4 - Porque é que em vez de taxarem os dispositivos que permitem fixar as obras, não se lembraram de taxar as obras propriamente ditas?

Não sei. Ninguém sabe. É um mistério.


5 - A lei da cópia privada significa que eu posso fazer download do que me apetecer porque já estou a pagar direitos de autor no dispositivo onde vou guardar aquilo que saquei?

Não. A lei da cópia privada não tem nada a ver com pirataria. Apenas é válida para as obras a que tenha tido acesso legal. (Ed. Embora muitas vezes essas obras contenham DRM que impossibilitam a sua cópia - como abordado num ponto mais à frente - mas pelas quais continuaremos a pagar o "espaço".)


6 - Então porque é que tanta gente acha que tem a ver com pirataria?
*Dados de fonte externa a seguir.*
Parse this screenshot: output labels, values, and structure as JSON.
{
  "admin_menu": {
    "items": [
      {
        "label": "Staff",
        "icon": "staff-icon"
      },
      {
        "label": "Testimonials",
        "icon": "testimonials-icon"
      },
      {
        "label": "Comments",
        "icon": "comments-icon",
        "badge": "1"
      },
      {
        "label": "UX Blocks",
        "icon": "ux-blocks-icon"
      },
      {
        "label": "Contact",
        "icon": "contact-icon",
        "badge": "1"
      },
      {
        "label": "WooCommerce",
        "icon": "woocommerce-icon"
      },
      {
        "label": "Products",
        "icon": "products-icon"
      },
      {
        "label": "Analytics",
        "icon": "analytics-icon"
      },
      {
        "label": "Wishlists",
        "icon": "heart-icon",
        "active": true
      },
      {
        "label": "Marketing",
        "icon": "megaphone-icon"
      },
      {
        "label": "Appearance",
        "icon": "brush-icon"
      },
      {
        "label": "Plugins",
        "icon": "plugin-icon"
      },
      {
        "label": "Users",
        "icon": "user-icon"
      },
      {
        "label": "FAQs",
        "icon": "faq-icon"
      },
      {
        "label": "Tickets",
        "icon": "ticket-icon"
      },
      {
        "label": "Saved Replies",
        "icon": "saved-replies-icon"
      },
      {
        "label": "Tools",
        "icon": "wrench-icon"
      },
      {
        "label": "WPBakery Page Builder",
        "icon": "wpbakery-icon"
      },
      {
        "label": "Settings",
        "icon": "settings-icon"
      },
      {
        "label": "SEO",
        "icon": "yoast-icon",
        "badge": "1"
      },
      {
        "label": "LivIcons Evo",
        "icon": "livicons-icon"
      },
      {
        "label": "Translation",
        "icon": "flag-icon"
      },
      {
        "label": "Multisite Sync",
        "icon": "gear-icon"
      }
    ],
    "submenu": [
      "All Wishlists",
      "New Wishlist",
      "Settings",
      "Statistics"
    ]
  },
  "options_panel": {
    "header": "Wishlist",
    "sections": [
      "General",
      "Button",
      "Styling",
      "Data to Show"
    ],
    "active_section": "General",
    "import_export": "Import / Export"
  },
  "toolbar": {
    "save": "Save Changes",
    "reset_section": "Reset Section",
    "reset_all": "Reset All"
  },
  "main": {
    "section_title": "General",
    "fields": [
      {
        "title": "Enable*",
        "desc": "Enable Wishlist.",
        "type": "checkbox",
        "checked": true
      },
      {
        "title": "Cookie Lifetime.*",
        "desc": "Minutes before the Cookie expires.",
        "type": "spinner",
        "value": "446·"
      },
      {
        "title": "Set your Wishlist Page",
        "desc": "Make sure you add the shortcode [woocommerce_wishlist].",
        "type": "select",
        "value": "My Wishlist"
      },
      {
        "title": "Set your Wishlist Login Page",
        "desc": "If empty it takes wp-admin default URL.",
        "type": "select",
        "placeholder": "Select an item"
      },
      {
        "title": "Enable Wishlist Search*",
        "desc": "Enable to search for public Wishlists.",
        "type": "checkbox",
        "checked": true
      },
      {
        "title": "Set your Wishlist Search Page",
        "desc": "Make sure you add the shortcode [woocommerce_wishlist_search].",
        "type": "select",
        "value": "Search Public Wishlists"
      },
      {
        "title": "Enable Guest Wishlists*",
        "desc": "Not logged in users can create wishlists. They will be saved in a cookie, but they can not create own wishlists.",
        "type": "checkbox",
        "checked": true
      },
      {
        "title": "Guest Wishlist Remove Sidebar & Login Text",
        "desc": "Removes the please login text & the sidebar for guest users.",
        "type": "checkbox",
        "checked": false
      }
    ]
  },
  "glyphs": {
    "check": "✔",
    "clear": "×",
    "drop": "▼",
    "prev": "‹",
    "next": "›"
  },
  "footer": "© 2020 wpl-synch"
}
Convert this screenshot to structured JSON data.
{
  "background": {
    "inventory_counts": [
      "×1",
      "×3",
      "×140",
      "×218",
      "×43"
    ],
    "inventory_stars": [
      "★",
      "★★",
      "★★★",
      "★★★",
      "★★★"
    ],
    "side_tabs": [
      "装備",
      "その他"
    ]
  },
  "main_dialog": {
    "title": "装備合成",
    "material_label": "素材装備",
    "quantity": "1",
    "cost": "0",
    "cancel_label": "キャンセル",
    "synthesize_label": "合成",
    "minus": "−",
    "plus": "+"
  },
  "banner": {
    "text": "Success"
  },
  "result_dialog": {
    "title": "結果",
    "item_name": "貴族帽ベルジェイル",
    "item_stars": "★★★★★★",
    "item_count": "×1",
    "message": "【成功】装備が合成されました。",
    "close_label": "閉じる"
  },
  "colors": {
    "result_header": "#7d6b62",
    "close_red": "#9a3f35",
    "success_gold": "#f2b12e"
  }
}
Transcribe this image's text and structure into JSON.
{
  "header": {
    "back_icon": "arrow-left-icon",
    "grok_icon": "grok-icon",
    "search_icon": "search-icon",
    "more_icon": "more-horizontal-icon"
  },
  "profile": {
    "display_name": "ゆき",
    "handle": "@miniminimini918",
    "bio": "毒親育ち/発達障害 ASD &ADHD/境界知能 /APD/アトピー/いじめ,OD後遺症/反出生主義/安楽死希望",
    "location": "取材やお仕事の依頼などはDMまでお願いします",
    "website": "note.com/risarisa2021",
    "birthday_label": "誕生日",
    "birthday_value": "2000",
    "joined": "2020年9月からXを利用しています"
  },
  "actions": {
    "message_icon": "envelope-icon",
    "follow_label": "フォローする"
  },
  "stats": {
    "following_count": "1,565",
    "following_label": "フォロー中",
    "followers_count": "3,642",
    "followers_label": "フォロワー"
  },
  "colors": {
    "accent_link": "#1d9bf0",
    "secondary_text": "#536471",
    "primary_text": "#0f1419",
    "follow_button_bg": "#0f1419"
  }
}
Porque, na impossibilidade de justificar aquilo que a lei é de facto, muitos agentes interessados na aprovação (ou extensão, para ser mais correcta) desta lei, gostam de meter o conceito da pirataria ao barulho. É inteligente. Como a realidade é injustificável, e ninguém aceita pagar por algo que não causa prejuízo, eles metem a pirataria à mistura, porque assim se torna mais justificável.

Outra razão é porque, a realidade é tão inverosímil, que as pessoas caem facilmente na tendência de achar "não, não pode ser só isto, tem de incluir a pirataria senão não faz sentido nenhum".


7 - Esta lei é nova?

Não. Esta lei é de 1998. Foi revista em 2004. Abrange, neste momento, CDs (virgens), DVDs (virgens), disquetes, K7, e mais uns pós.


8 - Esta ideia é deste governo?

Não. No passado o PS tentou fazer aprovar uma lei semelhante (nas premissas) de alargamento do tipo de dispositivos abrangidos pela lei, através da deputada Gabriela Canavilhas. Esta tentativa despoletou uma reacção agastada nos Blogs, redes sociais, e acabou por ser engavetada. (É consultar os links ali ao lado, refiro-me à colheita de 2012).


9 - Há mais países com este tipo de leis?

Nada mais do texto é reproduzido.